Uniformity of the film is mainly reflected in three aspects:
1. Uniformity of thickness
It can be understood as roughness. On the scale of the optical film (that is, 1/10 wavelength as unit, about 100A), the uniformity of the coating is already quite good. The vacuum coating equipment can easily control the roughness in the 1/10 range of the visible light wavelength, that is to say, for the optical properties of the film, the car lamp protection film vacuum coating machine has no barrier.
However, if it refers to the degree of uniformity on the atomic layer scale, that is to say to achieve a 10A or even 1A surface smoothness, it is now the main technical content and technical bottlenecks in vacuum coating.
2. Uniformity of chemical constituents
That is to say, in the film, the atomic composition of the compound can easily produce non-uniform properties because the scale is too small.
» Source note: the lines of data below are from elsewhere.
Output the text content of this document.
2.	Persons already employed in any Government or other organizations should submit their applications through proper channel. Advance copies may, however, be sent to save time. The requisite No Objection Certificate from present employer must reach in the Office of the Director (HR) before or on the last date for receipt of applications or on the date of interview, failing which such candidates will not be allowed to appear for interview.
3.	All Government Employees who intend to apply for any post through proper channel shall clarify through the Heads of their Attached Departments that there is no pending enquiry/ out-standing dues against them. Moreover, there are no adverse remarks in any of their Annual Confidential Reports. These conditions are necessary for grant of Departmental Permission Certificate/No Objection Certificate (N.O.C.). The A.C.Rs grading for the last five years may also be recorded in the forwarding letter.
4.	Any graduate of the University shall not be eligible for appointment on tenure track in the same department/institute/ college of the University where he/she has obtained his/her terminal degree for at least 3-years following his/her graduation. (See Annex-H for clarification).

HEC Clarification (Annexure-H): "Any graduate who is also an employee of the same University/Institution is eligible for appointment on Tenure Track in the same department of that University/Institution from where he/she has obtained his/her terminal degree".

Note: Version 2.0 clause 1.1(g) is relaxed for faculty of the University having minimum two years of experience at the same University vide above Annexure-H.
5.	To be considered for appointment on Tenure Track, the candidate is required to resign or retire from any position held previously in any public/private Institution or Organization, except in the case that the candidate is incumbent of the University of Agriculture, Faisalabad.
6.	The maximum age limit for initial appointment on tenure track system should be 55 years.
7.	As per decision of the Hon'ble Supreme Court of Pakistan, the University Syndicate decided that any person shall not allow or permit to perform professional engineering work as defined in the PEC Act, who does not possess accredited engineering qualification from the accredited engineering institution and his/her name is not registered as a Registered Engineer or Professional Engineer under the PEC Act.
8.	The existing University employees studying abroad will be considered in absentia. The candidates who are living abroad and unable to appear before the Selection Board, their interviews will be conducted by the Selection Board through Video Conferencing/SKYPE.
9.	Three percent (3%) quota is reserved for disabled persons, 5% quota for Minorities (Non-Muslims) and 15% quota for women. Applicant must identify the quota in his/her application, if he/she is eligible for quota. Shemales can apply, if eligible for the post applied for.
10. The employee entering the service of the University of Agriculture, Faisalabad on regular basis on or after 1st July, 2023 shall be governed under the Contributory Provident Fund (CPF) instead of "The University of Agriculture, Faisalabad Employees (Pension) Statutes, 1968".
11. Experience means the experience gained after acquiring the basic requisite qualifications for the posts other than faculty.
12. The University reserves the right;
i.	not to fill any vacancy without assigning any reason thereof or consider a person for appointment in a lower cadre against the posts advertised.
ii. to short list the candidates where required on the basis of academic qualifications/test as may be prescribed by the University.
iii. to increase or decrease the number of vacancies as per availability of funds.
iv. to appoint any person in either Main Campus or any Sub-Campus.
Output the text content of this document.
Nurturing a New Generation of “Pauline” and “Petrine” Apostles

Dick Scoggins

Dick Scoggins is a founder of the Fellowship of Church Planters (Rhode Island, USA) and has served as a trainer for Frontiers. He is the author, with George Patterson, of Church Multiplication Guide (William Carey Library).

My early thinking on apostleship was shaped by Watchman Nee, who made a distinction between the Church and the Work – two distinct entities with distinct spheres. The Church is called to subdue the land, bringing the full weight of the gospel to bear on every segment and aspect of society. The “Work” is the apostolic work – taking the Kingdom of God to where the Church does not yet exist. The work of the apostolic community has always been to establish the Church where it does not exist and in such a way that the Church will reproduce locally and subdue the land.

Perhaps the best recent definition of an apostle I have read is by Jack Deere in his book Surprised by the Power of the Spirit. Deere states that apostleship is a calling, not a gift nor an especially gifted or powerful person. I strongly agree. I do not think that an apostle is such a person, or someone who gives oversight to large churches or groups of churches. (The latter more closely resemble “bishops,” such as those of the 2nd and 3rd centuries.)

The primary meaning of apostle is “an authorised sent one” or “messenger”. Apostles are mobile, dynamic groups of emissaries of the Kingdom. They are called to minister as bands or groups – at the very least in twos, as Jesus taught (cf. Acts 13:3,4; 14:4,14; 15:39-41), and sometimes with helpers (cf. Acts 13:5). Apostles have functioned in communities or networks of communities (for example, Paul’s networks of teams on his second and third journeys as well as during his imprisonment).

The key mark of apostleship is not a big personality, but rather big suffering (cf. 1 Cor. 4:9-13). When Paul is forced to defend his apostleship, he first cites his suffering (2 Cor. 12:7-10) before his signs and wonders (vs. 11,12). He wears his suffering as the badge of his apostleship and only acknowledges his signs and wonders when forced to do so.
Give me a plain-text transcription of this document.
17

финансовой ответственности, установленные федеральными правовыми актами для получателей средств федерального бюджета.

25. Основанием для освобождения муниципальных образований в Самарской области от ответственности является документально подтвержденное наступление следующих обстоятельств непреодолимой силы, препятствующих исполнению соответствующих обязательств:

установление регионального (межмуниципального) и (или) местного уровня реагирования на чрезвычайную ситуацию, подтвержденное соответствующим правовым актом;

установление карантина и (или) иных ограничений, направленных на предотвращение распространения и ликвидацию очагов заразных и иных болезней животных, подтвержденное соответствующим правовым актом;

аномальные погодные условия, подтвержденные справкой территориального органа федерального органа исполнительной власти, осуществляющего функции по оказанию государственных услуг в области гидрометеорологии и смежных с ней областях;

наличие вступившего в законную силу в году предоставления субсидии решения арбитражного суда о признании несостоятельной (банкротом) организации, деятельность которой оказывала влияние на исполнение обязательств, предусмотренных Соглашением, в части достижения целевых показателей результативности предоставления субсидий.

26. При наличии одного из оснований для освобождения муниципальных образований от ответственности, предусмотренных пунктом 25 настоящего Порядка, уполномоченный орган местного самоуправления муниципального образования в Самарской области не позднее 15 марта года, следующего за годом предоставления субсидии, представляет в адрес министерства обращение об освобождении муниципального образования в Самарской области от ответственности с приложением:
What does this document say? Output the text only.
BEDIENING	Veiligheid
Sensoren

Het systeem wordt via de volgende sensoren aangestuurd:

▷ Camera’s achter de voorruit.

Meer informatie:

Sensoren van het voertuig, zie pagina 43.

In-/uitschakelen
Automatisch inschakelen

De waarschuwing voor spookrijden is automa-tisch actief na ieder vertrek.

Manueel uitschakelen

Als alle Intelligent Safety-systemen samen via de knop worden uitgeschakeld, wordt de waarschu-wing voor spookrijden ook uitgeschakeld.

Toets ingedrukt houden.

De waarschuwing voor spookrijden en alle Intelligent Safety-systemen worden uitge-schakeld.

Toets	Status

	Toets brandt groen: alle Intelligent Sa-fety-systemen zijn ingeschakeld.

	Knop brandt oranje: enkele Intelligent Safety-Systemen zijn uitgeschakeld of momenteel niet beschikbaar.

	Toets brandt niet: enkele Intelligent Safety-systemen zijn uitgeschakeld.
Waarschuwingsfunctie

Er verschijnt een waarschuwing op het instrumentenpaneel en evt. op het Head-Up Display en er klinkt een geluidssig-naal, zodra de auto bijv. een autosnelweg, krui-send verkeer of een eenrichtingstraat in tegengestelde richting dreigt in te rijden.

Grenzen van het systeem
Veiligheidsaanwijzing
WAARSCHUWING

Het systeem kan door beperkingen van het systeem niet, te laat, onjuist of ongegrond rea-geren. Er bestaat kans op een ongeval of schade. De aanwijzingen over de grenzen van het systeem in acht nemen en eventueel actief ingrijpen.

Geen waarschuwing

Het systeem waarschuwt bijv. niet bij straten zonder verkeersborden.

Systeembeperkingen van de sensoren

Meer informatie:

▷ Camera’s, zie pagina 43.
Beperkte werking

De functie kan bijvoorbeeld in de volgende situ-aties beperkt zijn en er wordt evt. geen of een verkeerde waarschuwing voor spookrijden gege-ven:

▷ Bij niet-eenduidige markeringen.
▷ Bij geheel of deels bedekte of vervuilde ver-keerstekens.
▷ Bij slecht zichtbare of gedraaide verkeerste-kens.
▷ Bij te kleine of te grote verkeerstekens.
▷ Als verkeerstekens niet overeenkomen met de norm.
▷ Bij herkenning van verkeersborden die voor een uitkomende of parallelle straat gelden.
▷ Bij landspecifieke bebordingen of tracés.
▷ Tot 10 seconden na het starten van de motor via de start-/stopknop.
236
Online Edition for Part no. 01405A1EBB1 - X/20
If the plating process of the SiTiO3 film is not scientific, then the composition of the actual surface is not SiTiO3, but it may be the other proportion, the film deposited is not the chemical composition of the desired film. It is the technical content of the vacuum coating.
3. Uniformity of lattice order
The electroplating product determines that the film is single crystal, polycrystalline and amorphous, which is a hot issue in coating technology.